Stipulate that no prime minister or ­minister would serve more than two terms. Being an MP, a parliamentarian and not just a minister would change our politics. Ex-ministers on select committees know how government works and the tricks the civil service get up to push through their policies. More rotation between red boxes and back benches would refresh parliament.
Yes, of course, to an elected House of Lords. I still remember flying back with Tony Blair and Jack Straw from a summit in France to vote on the House of Lords reform proposals put forward by Robin Cook. Charles Clarke and I made clear that we would vote for an elected Lords. Blair and Straw made clear it would better if we left the plane without a parachute.
Ten per cent of all parliamentary ­legislation should be reserved for private members' bills. The Friday morning sessions devoted to private members' bills should be midweek, around PM questions, so that MPs, not the government machine, have more control over what laws Parliament passes.

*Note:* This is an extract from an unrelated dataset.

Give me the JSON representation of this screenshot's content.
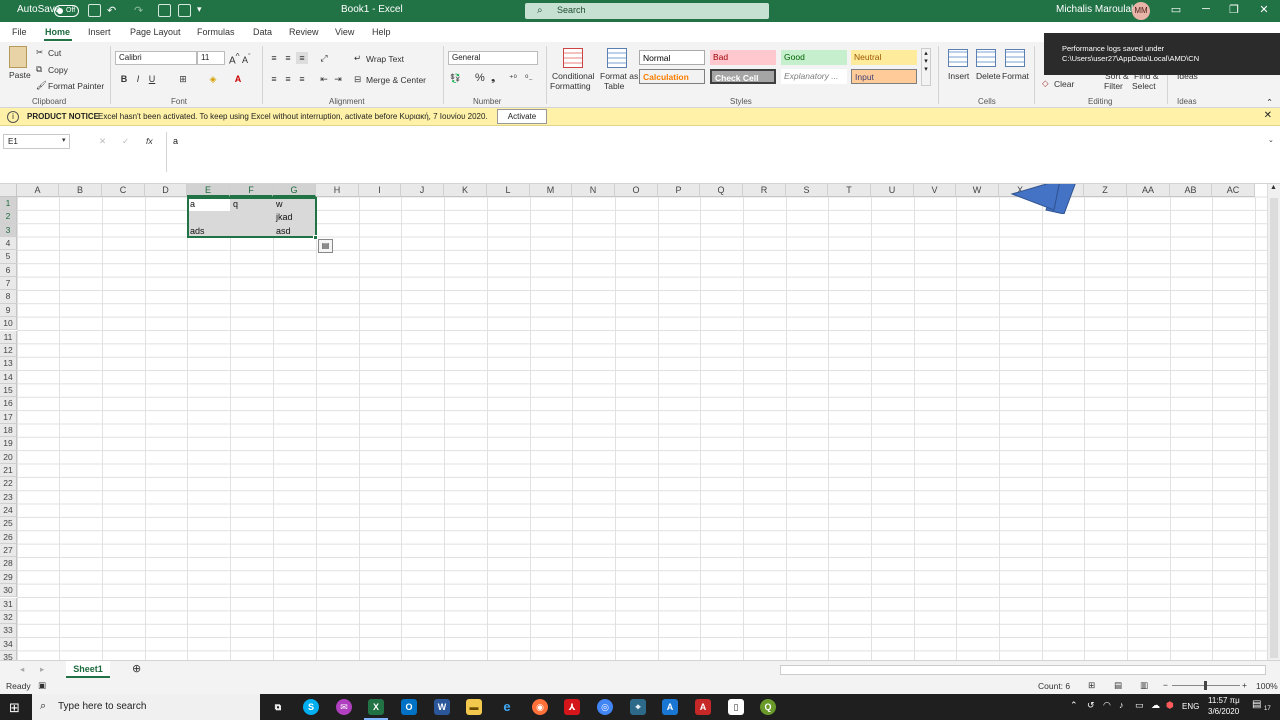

These are five modest proposals (fixed term parliaments, no PM to serve more than two terms, an elected House of Lords, MPs not Whitehall to initiate legislation, rotation between ministries and backbenches) which are not as grand as the great chattering-class constitutionalists want, but each would make a difference. Labour should come up with a package now and make clear that if it is re-elected in 2010, there will be major reform of how parliament does business.